I wasn’t enfranchised in time to boot out Finchley and Golders Green’s most notorious MP – she was already Lady Thatcher of Finchley by the time of my first election. Since her departure, the choice of candidates in Finchley has lost its dark sparkle, and I expect it to remain a constituency dominated by grey reactionaries of one stripe or another until I die. This year’s ballot paper gives you some idea of democracy’s standard fayre for Finchley.

Andrew Mennear, Conservative
Noel Lynch, Green Party
Rudi Vis, Labour
Sue Garden, Liberal Democrat
Jeremy Jacobs, UK Independence Party
Rainbow George Weiss, Rainbow Dream Ticket

Yes indeed. Rudi Vis, the little shit, won by a fair majority last time (46.3%) and the time before that (46.1%), and I expect him to do the same again this. Little chance of Mr Mennear doing much. Which means that I’m in not much danger of being complicit in a Tory return. (And given the contempt in which we ought to hold both HMG and the Opposition, and given the vanishingly small difference between them – at least viewed from here – my conscience would be largely untroubled by such complicity.)

But this is more than just a protest vote. It might be pathetically simple minded to vote on grounds of manifesto promises and past performance, but if you’re going to vote at all, these might not be the worst grounds from which to cast. And on The Issues, I’m tempted by Green because:

  • They’ve the most literate manifesto in a field which, as Private Eye observes in its splendid Election Special (offline only, sorry), is characterized by mediocrity. Compare the Lib-Dems’
  • “our instinctive internationalism – through positive and proactive engagement with Europe, the United Nations and the Commonwealth – is instinctive definitive”

    with the far punchier

    “Greens are internationalist by nature.”

    Hell – they even manage to get a ‘nature’ in there, bless. And the Greens don’t even mention the Commonwealth, which is surely a point in their favour. The Manifesto is also dedicated to the fine Mike Woodin, who died last year.

  • They have moderately sensible thoughts on taxation, smarter at least than anyone else running in Finchley.
  • The Turtle’s Hal Berstam seems to be voting green too.
  • They want to decommission nuclear reactors, which is nice.
  • They’re disestablishmentarian (see here ) and almost-but-not-quite republican.
  • The Green Party has no clear leader whom I can identify. This is good. The structural politics of party political leadership encourages wankers, tyrants and the sort of type-A people whom you’d rather see restricted to careers as bouncers or lawyers.
  • It’s more properly Finchley and Golders: Green.
  • Even if the candidate’s called Noel.

    There’s enough wrong with the Green’s immigration policy to give me the willies, mind.
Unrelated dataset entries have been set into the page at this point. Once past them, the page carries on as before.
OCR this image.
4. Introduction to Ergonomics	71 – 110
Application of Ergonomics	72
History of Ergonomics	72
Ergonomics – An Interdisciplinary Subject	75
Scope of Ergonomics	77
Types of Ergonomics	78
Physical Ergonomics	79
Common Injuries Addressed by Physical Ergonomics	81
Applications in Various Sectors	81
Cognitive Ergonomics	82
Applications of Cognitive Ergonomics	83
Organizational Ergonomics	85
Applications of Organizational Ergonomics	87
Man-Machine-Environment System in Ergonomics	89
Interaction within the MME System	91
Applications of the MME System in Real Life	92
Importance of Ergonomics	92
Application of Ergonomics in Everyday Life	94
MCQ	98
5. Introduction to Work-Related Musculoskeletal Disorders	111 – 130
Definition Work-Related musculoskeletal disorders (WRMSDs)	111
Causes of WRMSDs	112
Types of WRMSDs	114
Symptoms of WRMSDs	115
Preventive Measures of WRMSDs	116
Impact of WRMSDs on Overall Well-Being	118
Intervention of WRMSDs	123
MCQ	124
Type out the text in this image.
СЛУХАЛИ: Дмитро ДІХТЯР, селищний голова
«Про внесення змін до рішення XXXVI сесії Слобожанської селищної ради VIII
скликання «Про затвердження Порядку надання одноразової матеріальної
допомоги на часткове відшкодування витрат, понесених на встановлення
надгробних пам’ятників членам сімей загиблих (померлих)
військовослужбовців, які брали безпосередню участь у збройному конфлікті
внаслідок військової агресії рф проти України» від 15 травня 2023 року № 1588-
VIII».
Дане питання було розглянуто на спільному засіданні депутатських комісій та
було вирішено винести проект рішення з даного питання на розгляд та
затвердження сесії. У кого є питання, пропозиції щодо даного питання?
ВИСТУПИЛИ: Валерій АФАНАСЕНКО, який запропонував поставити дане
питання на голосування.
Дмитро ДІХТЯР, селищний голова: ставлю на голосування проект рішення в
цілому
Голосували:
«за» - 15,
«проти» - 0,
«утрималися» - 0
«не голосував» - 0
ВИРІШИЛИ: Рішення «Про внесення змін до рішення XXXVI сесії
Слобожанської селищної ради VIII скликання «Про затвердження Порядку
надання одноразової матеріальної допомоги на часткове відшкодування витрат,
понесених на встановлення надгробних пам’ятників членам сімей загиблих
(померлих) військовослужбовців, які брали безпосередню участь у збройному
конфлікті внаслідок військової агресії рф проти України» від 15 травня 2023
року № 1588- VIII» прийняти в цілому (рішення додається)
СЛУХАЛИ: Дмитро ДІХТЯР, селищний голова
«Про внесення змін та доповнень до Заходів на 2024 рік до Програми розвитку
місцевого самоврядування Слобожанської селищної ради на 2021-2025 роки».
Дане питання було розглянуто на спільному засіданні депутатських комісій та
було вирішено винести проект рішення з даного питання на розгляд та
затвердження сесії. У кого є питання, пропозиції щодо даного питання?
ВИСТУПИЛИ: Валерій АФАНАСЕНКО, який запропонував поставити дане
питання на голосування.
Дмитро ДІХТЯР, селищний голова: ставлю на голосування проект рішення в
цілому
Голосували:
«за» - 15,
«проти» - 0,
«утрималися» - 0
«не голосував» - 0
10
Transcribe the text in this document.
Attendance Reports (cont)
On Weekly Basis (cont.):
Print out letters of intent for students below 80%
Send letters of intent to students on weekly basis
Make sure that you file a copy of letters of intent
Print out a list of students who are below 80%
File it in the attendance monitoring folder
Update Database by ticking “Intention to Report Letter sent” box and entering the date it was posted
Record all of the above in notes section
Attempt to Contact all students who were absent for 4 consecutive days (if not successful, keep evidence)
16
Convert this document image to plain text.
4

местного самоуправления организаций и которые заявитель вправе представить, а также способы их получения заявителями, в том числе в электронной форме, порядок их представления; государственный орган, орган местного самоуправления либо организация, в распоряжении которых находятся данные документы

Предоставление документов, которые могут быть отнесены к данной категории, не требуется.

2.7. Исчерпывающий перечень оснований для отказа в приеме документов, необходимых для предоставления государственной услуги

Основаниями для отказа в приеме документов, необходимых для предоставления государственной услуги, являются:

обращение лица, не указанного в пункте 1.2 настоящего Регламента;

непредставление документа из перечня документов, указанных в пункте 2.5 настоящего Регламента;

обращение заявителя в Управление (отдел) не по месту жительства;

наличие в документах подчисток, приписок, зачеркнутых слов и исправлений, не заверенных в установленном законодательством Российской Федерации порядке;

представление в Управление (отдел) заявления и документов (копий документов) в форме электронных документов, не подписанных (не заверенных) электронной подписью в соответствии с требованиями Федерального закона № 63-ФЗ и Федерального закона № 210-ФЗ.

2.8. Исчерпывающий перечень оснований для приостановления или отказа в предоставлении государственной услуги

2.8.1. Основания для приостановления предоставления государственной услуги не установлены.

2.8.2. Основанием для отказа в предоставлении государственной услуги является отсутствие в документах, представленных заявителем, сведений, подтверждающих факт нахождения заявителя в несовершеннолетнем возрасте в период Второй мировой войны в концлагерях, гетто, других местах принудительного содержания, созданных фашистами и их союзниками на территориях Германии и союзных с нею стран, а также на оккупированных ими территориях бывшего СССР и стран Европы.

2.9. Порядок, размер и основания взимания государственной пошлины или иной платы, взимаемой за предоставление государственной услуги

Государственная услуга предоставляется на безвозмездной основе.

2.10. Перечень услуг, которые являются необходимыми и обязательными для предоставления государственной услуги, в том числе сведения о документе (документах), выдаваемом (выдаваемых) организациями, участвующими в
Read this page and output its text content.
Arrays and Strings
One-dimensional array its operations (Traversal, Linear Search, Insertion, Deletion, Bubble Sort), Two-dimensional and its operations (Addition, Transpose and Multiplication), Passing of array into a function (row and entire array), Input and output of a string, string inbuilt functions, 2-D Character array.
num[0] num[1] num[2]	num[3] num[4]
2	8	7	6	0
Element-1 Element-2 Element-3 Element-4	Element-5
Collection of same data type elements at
Here’s their manifesto blurb on the subject:

    People fleeing persecution, torture and human rights’ violations should always be welcomed by Britain and offered our full protection and asylum. The Green Party is concerned that public debate often confuses the issue of asylum with that of economic migration.

    When so much environmental politics is a cover for fantasies of racial purity and/or misanthropy, it’s as well to hold the Greens to a higher standard. There’s clearly a difference between torture, and economic persecution, but I wish they’d talked about what this was, and how they were going to address both. They’re also wildly off base with their endorsement of carbon trading, increased international aid (though there’s a concession to canceling third world debt and scrapping the WTO) and in their decision to call their anti-free trade platform “Taming the Tiger”.

    Still. There are constraints to my organizing a write-in campaign for Bruce Springsteen. And they’re vastly better than any of the other choices. So what are you waiting for? Send your mother out to vote for you on Friday.

    Update
    Read the Lib Dems manifesto, only slightly mangled above (thanks, Hal), here. The Greens have their manifesto online here. And, another reason to vote for them, silly me for forgetting, is that they’ve rather consistently been against the war on Iraq.